Although US social networking sites have attempted to introduce similar services, their members haven’t taken to online shopping as quickly as those in China and Southeast Asia. In March, Meta, the company that owns Instagram, stopped allowing users to tag things while live streaming. Without much success, Amazon and YouTube have also dabbled in allowing live video shopping.
In Indonesia, TikTok Shop entered a market where customers were used to swiping through online shops and using their smartphones for pleasure and shopping for hours at a time. Tokopedia and Lazada, two early adopters of local e-commerce that are vying for users, have invested billions in building out nationwide delivery networks. TikTok pounced and profited from all of that.
TikTok has also profited from knowledge garnered from its sister app Douyin, a China-only video platform owned by ByteDance that has grown to be a $200 billion (approximately Rs. 82,21,700 crore) retail destination after adding food delivery and hotel booking to its list of services. China is years ahead of the rest of the world in terms of live shopping, thanks in part to sites like Douyin and Alibaba’s Taobao as well as protracted Covid lockdowns that made consumers spend more time on their phones.
Algorithms play a significant role in this expertise. On both Douyin and TikTok, algorithms assist in presenting the appropriate video clip to consumers in order to keep them browsing and determine the type of goods they are most likely to purchase.
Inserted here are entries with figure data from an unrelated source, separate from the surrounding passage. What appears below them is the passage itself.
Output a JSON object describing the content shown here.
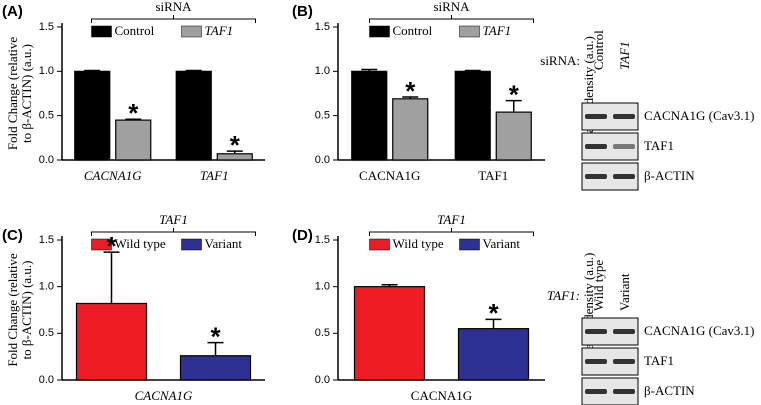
{
  "chart_data": [
    {
      "type": "bar",
      "panel": "(A)",
      "title": "siRNA",
      "ylabel": [
        "Fold Change (relative",
        "to β-ACTIN) (a.u.)"
      ],
      "italic_categories": true,
      "categories": [
        "CACNA1G",
        "TAF1"
      ],
      "series": [
        {
          "name": "Control",
          "color": "#000000",
          "values": [
            1.0,
            1.0
          ],
          "errors": [
            0.01,
            0.01
          ]
        },
        {
          "name": "TAF1",
          "italic": true,
          "color": "#a0a0a0",
          "values": [
            0.45,
            0.07
          ],
          "errors": [
            0.01,
            0.03
          ],
          "significance": [
            "*",
            "*"
          ]
        }
      ],
      "ylim": [
        0,
        1.5
      ],
      "yticks": [
        {
          "value": 0,
          "label": "0.0"
        },
        {
          "value": 0.5,
          "label": "0.5"
        },
        {
          "value": 1,
          "label": "1.0"
        },
        {
          "value": 1.5,
          "label": "1.5"
        }
      ]
    },
    {
      "type": "bar",
      "panel": "(B)",
      "title": "siRNA",
      "ylabel": [
        "Relative density (a.u.)"
      ],
      "italic_categories": false,
      "categories": [
        "CACNA1G",
        "TAF1"
      ],
      "series": [
        {
          "name": "Control",
          "color": "#000000",
          "values": [
            1.0,
            1.0
          ],
          "errors": [
            0.02,
            0.01
          ]
        },
        {
          "name": "TAF1",
          "italic": true,
          "color": "#a0a0a0",
          "values": [
            0.69,
            0.54
          ],
          "errors": [
            0.02,
            0.13
          ],
          "significance": [
            "*",
            "*"
          ]
        }
      ],
      "ylim": [
        0,
        1.5
      ],
      "yticks": [
        {
          "value": 0,
          "label": "0.0"
        },
        {
          "value": 0.5,
          "label": "0.5"
        },
        {
          "value": 1,
          "label": "1.0"
        },
        {
          "value": 1.5,
          "label": "1.5"
        }
      ]
    },
    {
      "type": "bar",
      "panel": "(C)",
      "title": "TAF1",
      "italic_title": true,
      "ylabel": [
        "Fold Change (relative",
        "to β-ACTIN) (a.u.)"
      ],
      "italic_categories": true,
      "categories": [
        "CACNA1G"
      ],
      "series": [
        {
          "name": "Wild type",
          "color": "#ee1c24",
          "values": [
            0.82
          ],
          "errors": [
            0.55
          ],
          "significance": [
            "*"
          ]
        },
        {
          "name": "Variant",
          "color": "#2e3192",
          "values": [
            0.26
          ],
          "errors": [
            0.14
          ],
          "significance": [
            "*"
          ]
        }
      ],
      "ylim": [
        0,
        1.5
      ],
      "yticks": [
        {
          "value": 0,
          "label": "0.0"
        },
        {
          "value": 0.5,
          "label": "0.5"
        },
        {
          "value": 1,
          "label": "1.0"
        },
        {
          "value": 1.5,
          "label": "1.5"
        }
      ]
    },
    {
      "type": "bar",
      "panel": "(D)",
      "title": "TAF1",
      "italic_title": true,
      "ylabel": [
        "Relative density (a.u.)"
      ],
      "italic_categories": false,
      "categories": [
        "CACNA1G"
      ],
      "series": [
        {
          "name": "Wild type",
          "color": "#ee1c24",
          "values": [
            1.0
          ],
          "errors": [
            0.02
          ]
        },
        {
          "name": "Variant",
          "color": "#2e3192",
          "values": [
            0.55
          ],
          "errors": [
            0.1
          ],
          "significance": [
            "*"
          ]
        }
      ],
      "ylim": [
        0,
        1.5
      ],
      "yticks": [
        {
          "value": 0,
          "label": "0.0"
        },
        {
          "value": 0.5,
          "label": "0.5"
        },
        {
          "value": 1,
          "label": "1.0"
        },
        {
          "value": 1.5,
          "label": "1.5"
        }
      ]
    }
  ],
  "blots": [
    {
      "header": "siRNA:",
      "lanes": [
        "Control",
        "TAF1"
      ],
      "rows": [
        "CACNA1G (Cav3.1)",
        "TAF1",
        "β-ACTIN"
      ]
    },
    {
      "header": "TAF1:",
      "lanes": [
        "Wild type",
        "Variant"
      ],
      "rows": [
        "CACNA1G (Cav3.1)",
        "TAF1",
        "β-ACTIN"
      ]
    }
  ]
}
The TikTok Shop’s top executives are Chinese. Bob Kang, a top ByteDance executive who frequently travels between Shanghai, Singapore, and the US, is in charge of thousands of workers for the e-commerce departments of both Douyin and TikTok. TikTok Shop is operated in Southeast Asia by Yu Weiqi, a former assistant to the company’s millionaire co-founder Zhang Yiming.
Some of the entrepreneurs working with TikTok Shop are from China, bringing with them Chinese capital and prior live shopping experience. While many of the entrepreneurs working with TikTok Shop are Indonesian, like DCT’s Nugroho and Pasar Kreatif Digital founder Daniel Tjandra, who have strong networks of local influencers as well as businesses.
A small group of Indonesian live streamers are coached by Richard Ma, a 31-year-old marketing expert in Beijing, to promote items like $40 (about Rs. 3289) air fryers and $8 (approximately Rs. 657) Bluetooth earphones. His business has been purchasing products recently from Alibaba’s wholesale website 1688.com and transporting them to a warehouse close to Jakarta. Numerous of those items are top sellers in the developing Douyin e-commerce business.
“We can replicate the China model and adapt it to different markets,” he said, nothing that his business was still losing money because to the high upfront costs and low pricing points. Ma claimed that given the site’s expanding scope, he is confident that he will soon make a profit.
Important US market:
There are still unknowns, despite the fact that TikTok’s success in Indonesia helps shield the company from the effects of a potential US ban.
According to research firm Cube Asia, TikTok customers in Indonesia spend an average of $6 (roughly Rs. 493) to $7 (roughly Rs. 575) per transaction, which is why the US is still crucial for TikTok’s e-commerce business despite the fact that there are numerous bills in Congress that could outlaw the app.
However, for the time being, businesspeople like Wang only foresee TikTok Shop growing. He has ambitions to soon relocate into a recently renovated office block in Menteng, a posh area of the Indonesian capital, as his company is close to $1 million (approximately Rs. 8,300 crore) in monthly goods sales. By the end of this year, he additionally intends to hire 500 livestreamers. He stated that he might then go on to other growth markets after that.
The first step is to take the top spot in Indonesia, he declared. “After that, we can attempt a different continent or location. One step at a time is required.